What's up, everyone? So let's see if we can work this example problem out together. We're gonna put together a lot of information that we've seen from waves and standing waves in this problem. Let's break it down. So we have a string that's fixed at both ends. It's 8 meters long and has a mass of 0.2 kilograms. So in other words, I'm told that the length is 8 and \( m \) is 0.2. What I'm also told is that this is a string, and it's subjected to a tension of 100 newtons. Now we've seen tension before in these types of problems with waves and strings, and that's the variable \( F_t \). So in other words, the force of tension on the string is 100 newtons. So the first thing we want to figure out in part a is the speed of waves on the string. That's just the wave speed. So let's put these things together and see if we can look at part a over here. Now remember, we have a couple of equations for velocity, but for strings, particularly, we had one equation, which is the square root of tension over \( \mu \). That's what we're gonna take a look at here because that applies to strings only, in this case, in transverse waves. So let's take a look at this \( v \) equation. Now remember, the \( \mu \) is the linear mass density. And just so for your recollection, it's the linear mass density is really just the mass divided by the length. That's what that \( \mu \) value becomes. Alright? If I just go ahead and plug all this stuff into my calculator, this is really just gonna be \( 100 \) divided by, the mass, which is \( 0.2 \) divided by the length, which is \( 8 \). If you plug all that stuff into your calculator, what you should get is a velocity of \( 63.2 \) meters per second. Alright? So that's the first part. So figuring out just the speed of waves that, sort of behave or as they move along on this on the string here. Alright?

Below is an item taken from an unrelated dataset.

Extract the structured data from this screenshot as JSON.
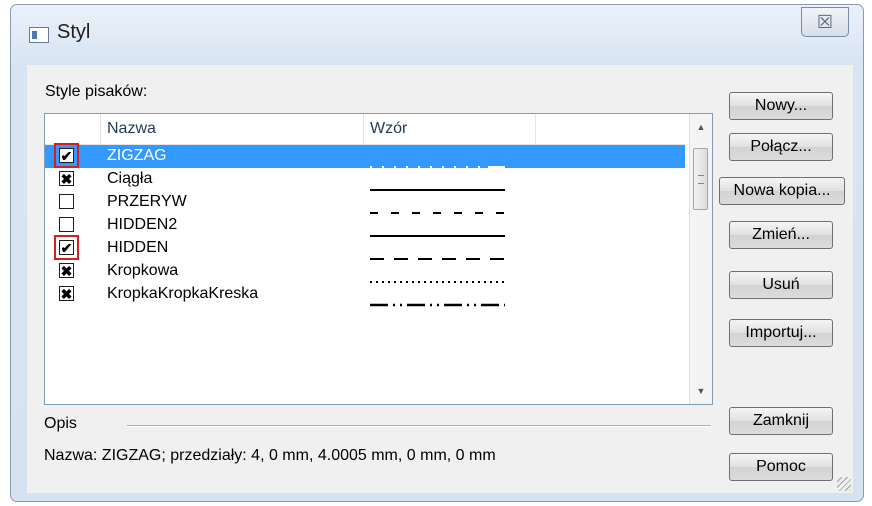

Let's move on now to the second part. The second part asks us to find what is the longest possible wavelength for a standing wave. So what does that mean? What's the longest possible wavelength? Well, remember that the first loop, the \( n = 1 \), is actually basically like it's only just one bump up like this. Right? Whereas the \( n = 2 \), that's where you actually have 2 loops. And remember, that's gonna look like a standing wave like this. It's gonna look something like this, and then it's gonna basically just fold back over itself. So you're gonna have 2 loops like this. The \( n = 3 \) is gonna look like 3 loops, so it's gonna look a bit like this \( 1, 2, \) and then \( 3 \). Alright? Which one is the longest possible wavelength? Well, as the ends get bigger and bigger, you have more and more loops, which means that the wavelengths actually get shorter. Notice how the wavelength for \( n = 1 \) involves one complete cycle; it is actually only \( 1/2 \) of the wavelength, so to calculate the wavelength for \( n = 1 \), you're actually not gonna use an equation. You'll actually just see that it actually has to be double the length of the string. So, \( \lambda_1 \) is going to be equal to \( 16 \) meters. This will always be true. The longest possible wavelength of a standing wave will always correspond to \( n = 1 \) always.
Now, we're going to calculate the frequency of that wave. There are a couple of different ways to do this, but one of the easiest ways is to use the equation \( f_1 = v / 2l \). Let's use our wave speed, which we already know as \( 63.2 \) meters per second, calculated earlier in the problem, and divide it by \( 2 \times 8 \), the length of the string. The fundamental frequency you'll calculate should be \( 7.9 \) hertz. Alright? So those are the 3 parts of this problem: figuring out the wave speed, figuring out the longest possible wavelength, and what the corresponding frequency will be, and that actually happens to be the fundamental frequency. Let me know if that made sense. Thanks for watching, and I'll see you in the next video.